François Resch revient sur les enjeux et les perspectives du processus de Bologne, alors que la conférence de Bologne 2018 doit se tenir en France du 23 au 25/05/2018.


Le processus de Bologne : quand et pourquoi a-t-il été créé ?

Le processus de Bologne constitue un cadre de références commun pour harmoniser les systèmes d’enseignement supérieur tout en maintenant la diversité. L’objectif est de proposer des diplômes lisibles et facilement comparables permettant leur reconnaissance réciproque et favorisant ainsi la mobilité des étudiants.

L’EEESR (Espace européen de l’enseignement supérieur et de la recherche) a vu le jour à Paris en 1998 par la déclaration de la Sorbonne signée par quatre pays : l’Allemagne, l’Angleterre, la France et l’Italie. C’est l’année suivante, en 1999 à Bologne, que la création officielle a été signée par 28 pays de l’Union européenne sous le vocable « Processus de Bologne ». Aujourd’hui il concerne 47 pays, dont les 28 de l’Union européenne.

Ce processus identifie aujourd’hui six actions

  • Mettre en place un système facilement compréhensible et comparable de diplômes
  • Organiser les formations sur trois cycles et en semestres
  • Valider les formations par un système d’accumulation de crédits transférables entre les établissements
  • Faciliter la mobilité des étudiants, des enseignants et des chercheurs
  • Promouvoir une coopération européenne en matière d’assurance qualité des enseignements
  • Donner une dimension véritablement européenne à l’enseignement supérieur 

Le processus de Bologne vise à donner une lecture cohérente de l’EEESR sur laquelle chaque système national peut se projeter.

Il appartient donc à chaque pays, et à sa communauté universitaire de décider en toute liberté d’approuver ou de rejeter les principes de ce Processus.

En règle générale le Processus de Bologne ne veut pas se substituer aux spécificités et responsabilités nationales et encore moins uniformiser les systèmes éducatifs nationaux.
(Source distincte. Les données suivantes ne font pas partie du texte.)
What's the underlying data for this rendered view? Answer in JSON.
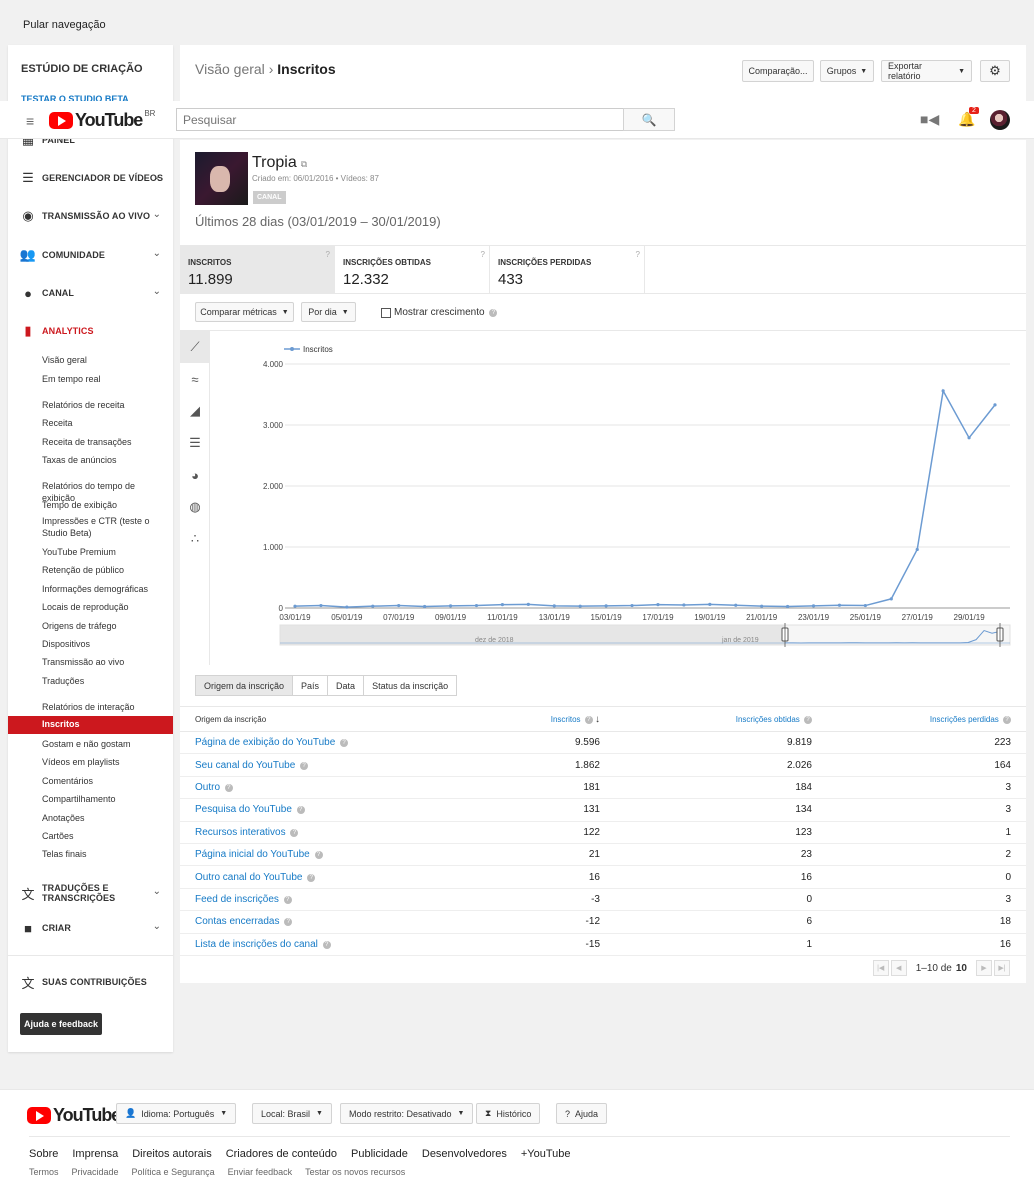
{
  "skip_nav": "Pular navegação",
  "sidebar": {
    "studio_title": "ESTÚDIO DE CRIAÇÃO",
    "beta_link": "TESTAR O STUDIO BETA",
    "dashboard": "PAINEL",
    "video_manager": "GERENCIADOR DE VÍDEOS",
    "live": "TRANSMISSÃO AO VIVO",
    "community": "COMUNIDADE",
    "channel": "CANAL",
    "analytics": "ANALYTICS",
    "items": [
      "Visão geral",
      "Em tempo real"
    ],
    "revenue_group": "Relatórios de receita",
    "revenue_items": [
      "Receita",
      "Receita de transações",
      "Taxas de anúncios"
    ],
    "watch_group": "Relatórios do tempo de exibição",
    "watch_items": [
      "Tempo de exibição",
      "Impressões e CTR (teste o Studio Beta)",
      "YouTube Premium",
      "Retenção de público",
      "Informações demográficas",
      "Locais de reprodução",
      "Origens de tráfego",
      "Dispositivos",
      "Transmissão ao vivo",
      "Traduções"
    ],
    "interaction_group": "Relatórios de interação",
    "active_item": "Inscritos",
    "interaction_items": [
      "Gostam e não gostam",
      "Vídeos em playlists",
      "Comentários",
      "Compartilhamento",
      "Anotações",
      "Cartões",
      "Telas finais"
    ],
    "translations": "TRADUÇÕES E TRANSCRIÇÕES",
    "create": "CRIAR",
    "contributions": "SUAS CONTRIBUIÇÕES",
    "help_button": "Ajuda e feedback"
  },
  "header": {
    "crumb_parent": "Visão geral",
    "crumb_sep": "›",
    "crumb_current": "Inscritos",
    "compare_btn": "Comparação...",
    "groups_btn": "Grupos",
    "export_btn": "Exportar relatório"
  },
  "masthead": {
    "logo": "YouTube",
    "region": "BR",
    "search_placeholder": "Pesquisar",
    "notif_count": "2"
  },
  "channel": {
    "name": "Tropia",
    "created": "Criado em: 06/01/2016",
    "dot": "•",
    "videos": "Vídeos: 87",
    "tag": "CANAL",
    "period": "Últimos 28 dias (03/01/2019 – 30/01/2019)"
  },
  "metrics": [
    {
      "title": "INSCRITOS",
      "value": "11.899"
    },
    {
      "title": "INSCRIÇÕES OBTIDAS",
      "value": "12.332"
    },
    {
      "title": "INSCRIÇÕES PERDIDAS",
      "value": "433"
    }
  ],
  "toolbar": {
    "compare_metrics": "Comparar métricas",
    "per_day": "Por dia",
    "show_growth": "Mostrar crescimento"
  },
  "chart_data": {
    "type": "line",
    "legend": "Inscritos",
    "x": [
      "03/01/19",
      "04/01/19",
      "05/01/19",
      "06/01/19",
      "07/01/19",
      "08/01/19",
      "09/01/19",
      "10/01/19",
      "11/01/19",
      "12/01/19",
      "13/01/19",
      "14/01/19",
      "15/01/19",
      "16/01/19",
      "17/01/19",
      "18/01/19",
      "19/01/19",
      "20/01/19",
      "21/01/19",
      "22/01/19",
      "23/01/19",
      "24/01/19",
      "25/01/19",
      "26/01/19",
      "27/01/19",
      "28/01/19",
      "29/01/19",
      "30/01/19"
    ],
    "x_tick_labels": [
      "03/01/19",
      "05/01/19",
      "07/01/19",
      "09/01/19",
      "11/01/19",
      "13/01/19",
      "15/01/19",
      "17/01/19",
      "19/01/19",
      "21/01/19",
      "23/01/19",
      "25/01/19",
      "27/01/19",
      "29/01/19"
    ],
    "series": [
      {
        "name": "Inscritos",
        "values": [
          30,
          40,
          15,
          30,
          40,
          25,
          35,
          40,
          55,
          60,
          35,
          30,
          35,
          40,
          55,
          50,
          60,
          45,
          30,
          25,
          35,
          45,
          40,
          150,
          960,
          3560,
          2790,
          3330
        ]
      }
    ],
    "ylim": [
      0,
      4000
    ],
    "y_ticks": [
      "0",
      "1.000",
      "2.000",
      "3.000",
      "4.000"
    ],
    "navigator_labels": [
      "dez de 2018",
      "jan de 2019"
    ],
    "grid": true,
    "legend_position": "top-left"
  },
  "tabs": [
    "Origem da inscrição",
    "País",
    "Data",
    "Status da inscrição"
  ],
  "table": {
    "headers": [
      "Origem da inscrição",
      "Inscritos",
      "Inscrições obtidas",
      "Inscrições perdidas"
    ],
    "rows": [
      [
        "Página de exibição do YouTube",
        "9.596",
        "9.819",
        "223"
      ],
      [
        "Seu canal do YouTube",
        "1.862",
        "2.026",
        "164"
      ],
      [
        "Outro",
        "181",
        "184",
        "3"
      ],
      [
        "Pesquisa do YouTube",
        "131",
        "134",
        "3"
      ],
      [
        "Recursos interativos",
        "122",
        "123",
        "1"
      ],
      [
        "Página inicial do YouTube",
        "21",
        "23",
        "2"
      ],
      [
        "Outro canal do YouTube",
        "16",
        "16",
        "0"
      ],
      [
        "Feed de inscrições",
        "-3",
        "0",
        "3"
      ],
      [
        "Contas encerradas",
        "-12",
        "6",
        "18"
      ],
      [
        "Lista de inscrições do canal",
        "-15",
        "1",
        "16"
      ]
    ],
    "pager_range": "1–10 de",
    "pager_total": "10"
  },
  "footer": {
    "logo": "YouTube",
    "language": "Idioma: Português",
    "location": "Local: Brasil",
    "restricted": "Modo restrito: Desativado",
    "history": "Histórico",
    "help": "Ajuda",
    "links": [
      "Sobre",
      "Imprensa",
      "Direitos autorais",
      "Criadores de conteúdo",
      "Publicidade",
      "Desenvolvedores",
      "+YouTube"
    ],
    "links2": [
      "Termos",
      "Privacidade",
      "Política e Segurança",
      "Enviar feedback",
      "Testar os novos recursos"
    ]
  },
  "colors": {
    "brand_red": "#cc181e",
    "link_blue": "#167ac6",
    "line_blue": "#6c9bd2"
  }
}
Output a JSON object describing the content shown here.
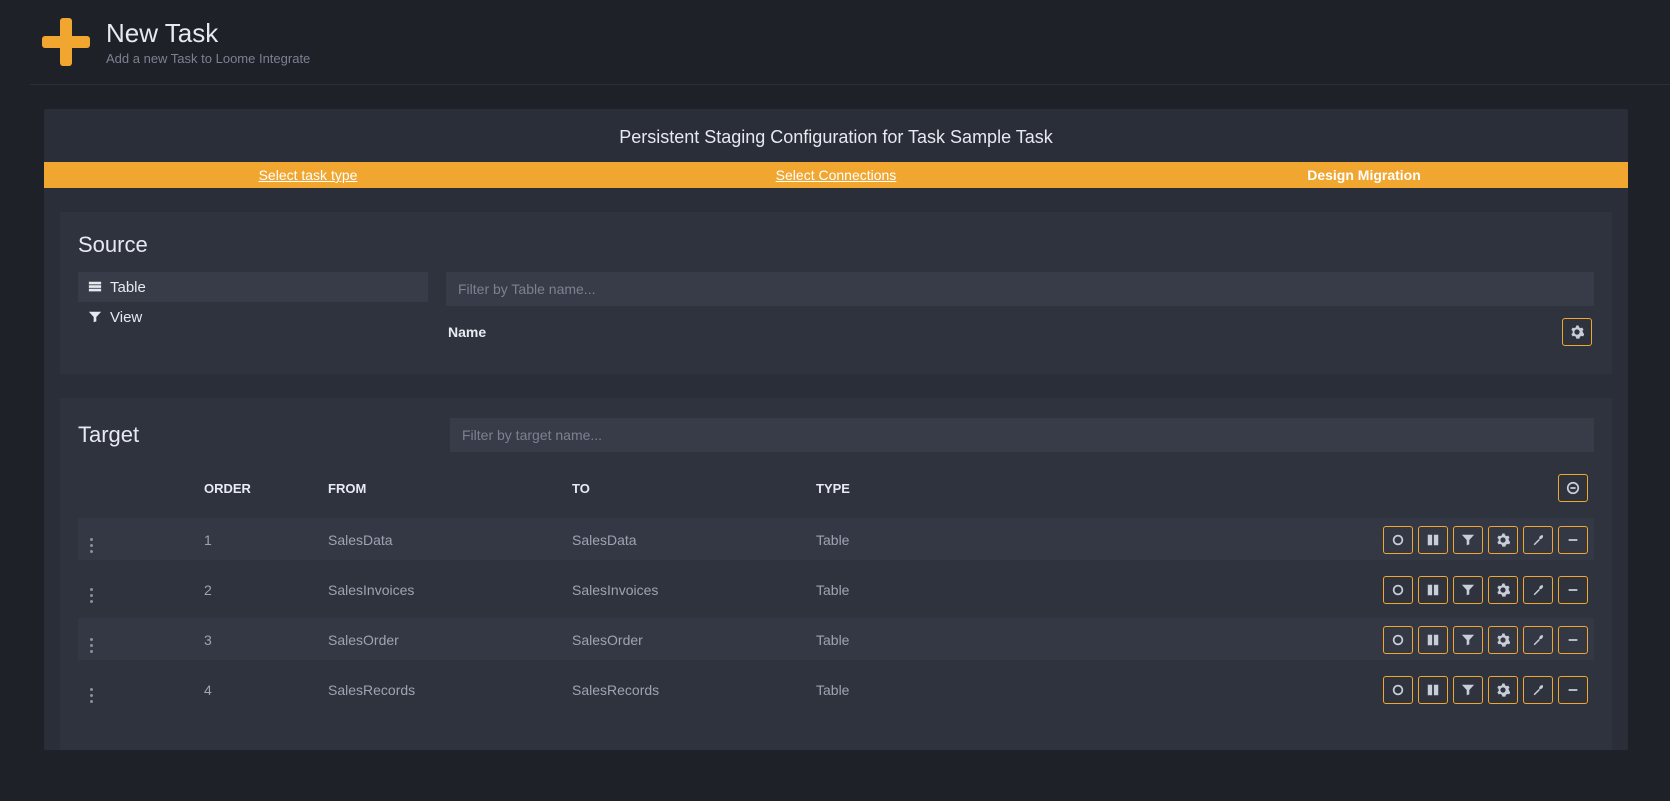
{
  "header": {
    "title": "New Task",
    "subtitle": "Add a new Task to Loome Integrate"
  },
  "panel": {
    "title": "Persistent Staging Configuration for Task Sample Task",
    "wizard": [
      {
        "label": "Select task type",
        "link": true
      },
      {
        "label": "Select Connections",
        "link": true
      },
      {
        "label": "Design Migration",
        "active": true
      }
    ]
  },
  "source": {
    "title": "Source",
    "menu": {
      "table": "Table",
      "view": "View"
    },
    "filter_placeholder": "Filter by Table name...",
    "name_column": "Name"
  },
  "target": {
    "title": "Target",
    "filter_placeholder": "Filter by target name...",
    "columns": {
      "order": "ORDER",
      "from": "FROM",
      "to": "TO",
      "type": "TYPE"
    },
    "rows": [
      {
        "order": "1",
        "from": "SalesData",
        "to": "SalesData",
        "type": "Table"
      },
      {
        "order": "2",
        "from": "SalesInvoices",
        "to": "SalesInvoices",
        "type": "Table"
      },
      {
        "order": "3",
        "from": "SalesOrder",
        "to": "SalesOrder",
        "type": "Table"
      },
      {
        "order": "4",
        "from": "SalesRecords",
        "to": "SalesRecords",
        "type": "Table"
      }
    ]
  },
  "colors": {
    "accent": "#f0a62f",
    "background": "#1e2128",
    "panel": "#2a2e38",
    "card": "#2f333e"
  }
}
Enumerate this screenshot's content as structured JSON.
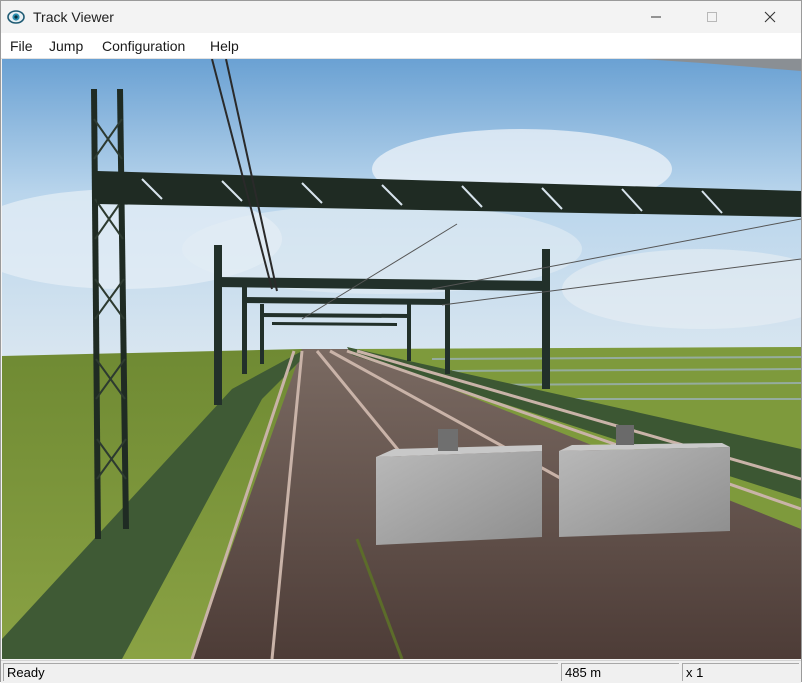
{
  "window": {
    "title": "Track Viewer",
    "icon": "eye-icon",
    "controls": [
      "minimize-icon",
      "maximize-icon",
      "close-icon"
    ]
  },
  "menu": {
    "items": [
      {
        "label": "File"
      },
      {
        "label": "Jump"
      },
      {
        "label": "Configuration"
      },
      {
        "label": "Help"
      }
    ]
  },
  "viewport": {
    "description": "3D railway track view with overhead catenary gantries, green fencing and concrete blocks"
  },
  "status": {
    "message": "Ready",
    "distance": "485 m",
    "speed": "x 1"
  },
  "colors": {
    "sky_top": "#6fa3d2",
    "grass": "#7f9a3a",
    "track_bed": "#5a4a44",
    "fence": "#3f5a35",
    "gantry": "#1f2b23"
  }
}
Il ne s’agit pas non plus de créer un diplôme européen ni d’induire des équivalences entre diplômes de divers pays, mais de proposer des outils permettant de les connecter.

Il n’est en aucun cas coercitif, c’est ce qui fait son intérêt.

Au-delà de ces belles intentions, comment cela se concrétise-t-il ? 

Le Processus de Bologne s’appuie sur deux piliers, d’une part un cadre commun et d’autre part des outils communs permettant de présenter des diplômes lisibles et facilement comparables.

Les fondamentaux du cadre commun sont basés sur un changement de paradigme, à savoir que les programmes d’Enseignement supérieur doivent être centrés sur les étudiants et orientés vers les résultats.  La question n’est plus « qu’est-ce que vous avez fait pour obtenir votre diplôme ? », mais « qu’êtes-vous capable de faire, maintenant que vous avez obtenu votre diplôme ? ».

Ce cadre commun est présenté  sous la forme d’une organisation des études en trois cycles : licence, master, doctorat (LMD).

Des outils communs sont à la disposition des établissements 

  • les cadres nationaux de certification et le cadre européen de certification.
  • le système de crédits ECTS (European Credit Transfer System) qui définit la charge de travail nécessaire pour acquérir une compétence. À cet effet, un nouveau guide d’utilisation des ECTS est paru en 2015.
  • Les learning outcomes ou acquis de l’apprentissage.
  • Les  « Standards and Guidelines for Quality Assurance ».
  • Le supplément au diplôme, qui s’avère être une véritable carte d’identité pour les diplômes, surtout utile pour les établissements et institutions de pays différents.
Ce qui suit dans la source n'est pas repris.